You chose to sign up for an email account. You invited others to contact you via email by giving out your address or by emailing that person first or by signing up to receive information or a newsletter. Don’t you think that you have an obligation to check your email and to respond to those who contact you?
Sure, you are probably getting spam—unwanted, unsolicited email. And it annoys you. We all deal with it every day. Spam is such a big deal to some people that they set up spam blockers. And these people sometimes miss important emails that get tossed into the spam box. It happens to everyone. I don’t have spam blocker, but I do have a separate box designated for spam. I check it every day, though, and do you know why? Because, for some reason, all of my book orders from my website land in the spam box, as does an occasional “good” email—book orders from amazon, a request from a magazine editor or even a note from a friend.
I’ve found many of my clients in my spam mailbox. And it is a wonder that I even acknowledged some of them. Why? Because of what they put in the subject line.
What do you look at first when you check your email? The email address or name. Right? If you don’t know the sender, you look at the subject line, to get a clue as to whether this is a valid email or spam. If the subject line says, “Hello,” “I need help,” “Hi,” “Let’s meet,” “Question,” or something equally spam-like, or if, heaven forbid, it is BLANK, you will usually click “delete.”
Just this morning, I started to delete an email with an unfamiliar address and a generic message in the subject line.
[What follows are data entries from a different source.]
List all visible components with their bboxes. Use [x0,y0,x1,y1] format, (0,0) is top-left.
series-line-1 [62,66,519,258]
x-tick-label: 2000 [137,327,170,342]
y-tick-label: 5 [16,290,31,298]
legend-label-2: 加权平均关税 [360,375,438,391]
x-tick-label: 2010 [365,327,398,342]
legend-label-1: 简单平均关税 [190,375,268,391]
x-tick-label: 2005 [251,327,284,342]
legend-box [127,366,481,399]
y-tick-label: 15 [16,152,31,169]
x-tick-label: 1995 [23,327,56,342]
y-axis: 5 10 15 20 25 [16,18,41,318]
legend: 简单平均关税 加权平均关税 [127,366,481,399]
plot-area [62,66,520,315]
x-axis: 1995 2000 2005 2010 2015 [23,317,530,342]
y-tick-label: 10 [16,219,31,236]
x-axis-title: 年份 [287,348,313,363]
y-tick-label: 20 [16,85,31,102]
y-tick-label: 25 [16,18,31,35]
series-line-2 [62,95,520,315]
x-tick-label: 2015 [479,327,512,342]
I took a chance and opened, it, though. It was from an author who has some questions about publishing. Of course, I wanted to receive this email and see if I can help this author. It’s what I do.
The subject line is so important that I have written entire articles on this subject and I’ve devoted blog posts to it. Use the search function here at this blog site and locate a couple of them.
It irks me when people don’t use email responsibly. When I send a response to a SPAWN member, for example, I will generally put SPAWN in the subject line along with my name, perhaps, or a note related to the subject—“your membership,” “your catalog entry,” etc. When I send an article to a magazine editor or a note to a publisher who knows me, I will put, “From Patricia Fry” in my subject line.
How many times has a publisher attempted to reach you via email, and you thought it was spam? How often do you miss book promotion opportunities because you didn’t check your email in time to do the signing or give a presentation? When is the last time you felt embarrassed because you didn’t respond in a timely manner to your editor, a customer or a book reviewer, for example?
Don’t miss out on opportunities because you don’t check your email often enough; because your box is too small and it fills up really fast (pay for the extra email service, for heaven sakes); because you didn’t use a meaningful message in the subject line. Use email responsibly and you will be rewarded. It’s an important business practice just like returning phone calls.
I will be back to my regular daily schedule of blogging Monday, August 16.